Eventually, as you knew there would be, there is a case of serious sabotage at the nearby Army ordnance plant in which a plane crashes into it, and Chris and Dr. Edmons work all night to save the burned men. Chris than deduces who the scurrilous foreign agent is—the only character with a German accent (*eyeroll*)—and plays a large role in bringing the criminal to justice, with the help of Allan Gifford, who turns out to be FBI! Unfortunately, “all the glamour Cooper and Hoover have given to the G-men, the aura of Sherlock Holmes—all glimmered about Allen’s big, homely person” and now she thinks she is in love with him and accepts his ring, “the badge of submission, of subordination.” Well, that sounds lovely! Then he is injured in a shooting accident and she saves his life, proving to everyone that she is a “real” doctor—but also to herself that she is not in love with Allan: “Have I got so hard, so unfeeling that I could have done what I did for Allan, if I really loved him—the way I should love him?”

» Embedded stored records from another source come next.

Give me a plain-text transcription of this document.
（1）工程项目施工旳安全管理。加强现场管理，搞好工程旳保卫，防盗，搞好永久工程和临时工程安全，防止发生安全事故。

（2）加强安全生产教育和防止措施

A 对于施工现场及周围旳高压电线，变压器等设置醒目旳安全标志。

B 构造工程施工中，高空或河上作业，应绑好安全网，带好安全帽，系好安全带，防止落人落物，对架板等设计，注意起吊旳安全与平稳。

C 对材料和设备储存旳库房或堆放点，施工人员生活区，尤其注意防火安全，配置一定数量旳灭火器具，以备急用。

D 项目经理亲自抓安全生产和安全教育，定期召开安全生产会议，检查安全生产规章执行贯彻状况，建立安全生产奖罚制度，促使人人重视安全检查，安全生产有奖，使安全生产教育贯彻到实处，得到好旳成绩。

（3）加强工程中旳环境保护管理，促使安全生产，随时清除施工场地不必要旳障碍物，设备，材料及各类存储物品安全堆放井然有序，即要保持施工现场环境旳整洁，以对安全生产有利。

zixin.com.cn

Overall, this is a low-key, satisfying book by an excellent author. It’s not especially exciting or unique, but it is well-written and has a quiet humor in several instances that unfortunately doesn’t translate to the Best Quotes section. It certainly is a slice of life of a young woman trying to forge her way through a career that is difficult today, much less 75 (!!) years ago, and if the incessant prejudice is trying for us to endure, I imagine it was a great deal more so for the brave women who actually lived through it. If this gentle book isn’t the most memorable, it has a pleasant competence that makes it worth reading about Dr. Chris.